Konservative, symptomatische Therapie der Parkinsonerkrankung

  • An folgenden Standorten
  • St.Gallen
Für die medikamentöse Therapie der Parkinsonerkrankung stehen viele Optionen zur Verfügung mit Hilfe derer die Krankheit über Jahre gut kontrolliert werden kann.

Die wichtigste Grundlage der Therapie einer Parkinsonerkrankung ist der medikamentöse Ersatz des Botenstoffs „Dopamin“, welcher beim Patienten zu wenig vorhanden ist. Hierzu stehen verschiedene Medikamente zur Verfügung, die den Dopaminmangel über Jahre gut ersetzen können.

Ein zweiter wichtiger Pfeiler in der Parkinsontherapie ist die Physiotherapie. Je nach Beschwerdebild kann auch die Sprach- und Schlucktherapie (Logopädie) sowie die Ergotherapie hilfreich sein. Parallel dazu ist eine regelmässige körperliche (sportliche) Betätigung ausserhalb von Therapien von grossem Nutzen. Aber auch geistige und seelische Bewegung sowie soziale Kontakte zu Freunden und Familien sind von grosser Bedeutung.

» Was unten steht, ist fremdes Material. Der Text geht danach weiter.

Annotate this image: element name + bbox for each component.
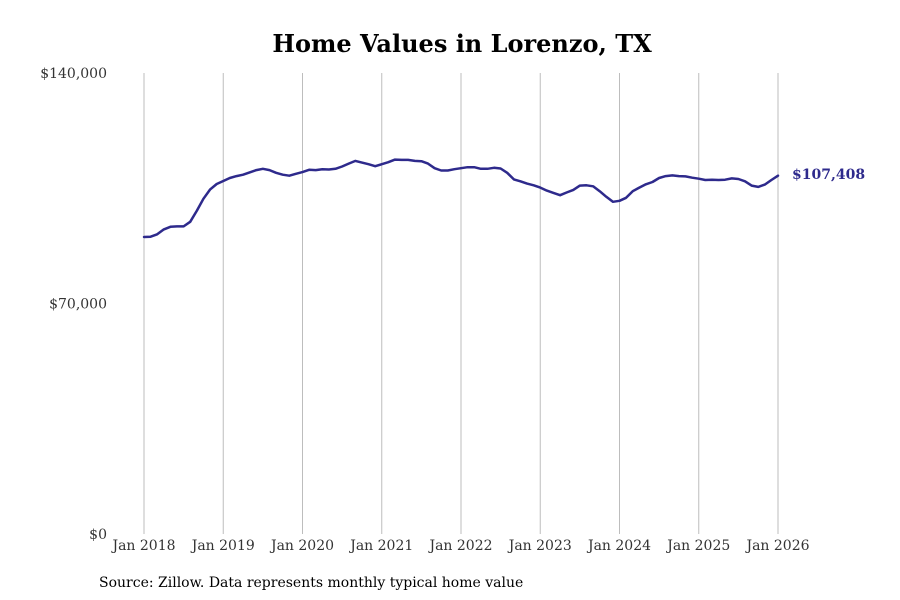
series-line (142, 158, 780, 239)
x-tick-label: Jan 2025 (665, 538, 730, 554)
chart-title: Home Values in Lorenzo, TX (272, 29, 652, 58)
x-tick-label: Jan 2022 (427, 538, 492, 554)
y-tick-label: $0 (89, 527, 107, 543)
x-tick-label: Jan 2018 (110, 538, 175, 554)
x-tick-label: Jan 2026 (744, 538, 809, 554)
x-tick-label: Jan 2023 (507, 538, 572, 554)
y-axis: $0 $70,000 $140,000 (40, 66, 107, 543)
x-tick-label: Jan 2021 (348, 538, 413, 554)
y-tick-label: $70,000 (49, 297, 107, 313)
y-tick-label: $140,000 (40, 66, 107, 82)
x-axis: Jan 2018 Jan 2019 Jan 2020 Jan 2021 Jan 2022… (110, 538, 809, 554)
x-tick-label: Jan 2020 (269, 538, 334, 554)
x-tick-label: Jan 2024 (586, 538, 651, 554)
x-tick-label: Jan 2019 (190, 538, 255, 554)
grid (143, 73, 779, 534)
end-value-label: $107,408 (792, 167, 865, 183)
series (142, 158, 780, 239)
source-note: Source: Zillow. Data represents monthly … (99, 575, 523, 591)
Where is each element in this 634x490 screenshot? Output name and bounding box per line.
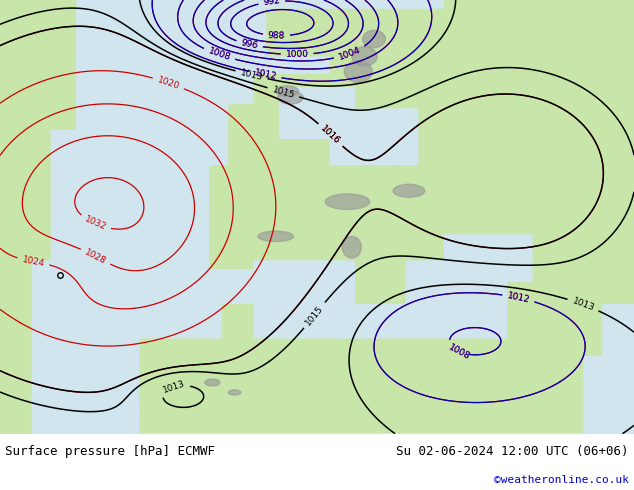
Text: 1004: 1004	[337, 45, 362, 62]
Ellipse shape	[363, 30, 385, 48]
Text: 1008: 1008	[447, 343, 472, 361]
Ellipse shape	[342, 236, 361, 258]
Text: 1016: 1016	[319, 124, 342, 146]
Text: 1008: 1008	[207, 47, 231, 63]
Text: 1000: 1000	[285, 50, 309, 59]
Text: 1020: 1020	[156, 75, 181, 91]
Text: 1032: 1032	[83, 215, 108, 232]
Ellipse shape	[205, 379, 220, 386]
Text: 1008: 1008	[447, 343, 472, 361]
Ellipse shape	[393, 184, 425, 197]
Text: 996: 996	[240, 38, 259, 51]
Text: 988: 988	[268, 31, 285, 40]
Text: 1012: 1012	[253, 68, 278, 81]
Text: 988: 988	[268, 31, 285, 40]
Text: 1012: 1012	[507, 291, 531, 305]
Text: Su 02-06-2024 12:00 UTC (06+06): Su 02-06-2024 12:00 UTC (06+06)	[396, 445, 629, 458]
Text: 1016: 1016	[319, 124, 342, 146]
Text: 992: 992	[262, 0, 281, 7]
Text: 1013: 1013	[162, 379, 186, 395]
Text: 1000: 1000	[285, 50, 309, 59]
Text: 1015: 1015	[304, 303, 325, 327]
Text: 1004: 1004	[337, 45, 362, 62]
Ellipse shape	[344, 61, 372, 82]
Text: 1012: 1012	[507, 291, 531, 305]
Text: 1012: 1012	[253, 68, 278, 81]
Text: 1013: 1013	[239, 68, 264, 82]
Text: 1015: 1015	[271, 85, 295, 100]
Ellipse shape	[278, 91, 303, 104]
Ellipse shape	[258, 231, 294, 242]
Text: 1024: 1024	[22, 255, 46, 269]
Ellipse shape	[228, 390, 241, 395]
Text: 992: 992	[262, 0, 281, 7]
Ellipse shape	[352, 47, 377, 66]
Ellipse shape	[325, 194, 370, 209]
Text: ©weatheronline.co.uk: ©weatheronline.co.uk	[494, 475, 629, 485]
Text: 1013: 1013	[571, 296, 595, 313]
Ellipse shape	[276, 86, 299, 96]
Text: Surface pressure [hPa] ECMWF: Surface pressure [hPa] ECMWF	[5, 445, 215, 458]
Text: 996: 996	[240, 38, 259, 51]
Text: 1028: 1028	[84, 247, 108, 266]
Text: 1008: 1008	[207, 47, 231, 63]
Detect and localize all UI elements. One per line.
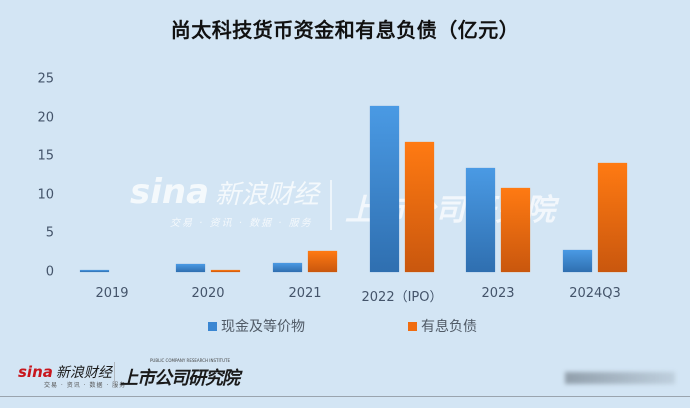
legend-label: 有息负债 (421, 319, 477, 335)
y-tick-label: 10 (37, 187, 54, 203)
footer-institute-subtitle: PUBLIC COMPANY RESEARCH INSTITUTE (150, 358, 230, 363)
bar-cash (466, 167, 495, 272)
legend-item-cash: 现金及等价物 (208, 316, 305, 336)
footer-brand-subtitle: 交易 · 资讯 · 数据 · 服务 (44, 382, 127, 389)
sina-eye-icon: sina (18, 363, 53, 381)
bar-cash (273, 262, 302, 272)
footer-sina-logo: sina 新浪财经 (18, 362, 112, 382)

Die Erkrankung schreitet in der Regel im Lauf der Jahre fort und eine gute medikamentöse Einstellung mit Tabletten wird immer schwieriger. Für diese fortgeschrittenen Stadien stehen aktuell weitere sehr wirksame Therapiemöglichkeiten zur Verfügung: die Tiefe Hirnstimulation (Hirnschrittmacher) oder eine Pumpe (Apomophinpumpe), welche kontinuierlich ein Medikament unter die Haut oder direkt in den Magen abgibt.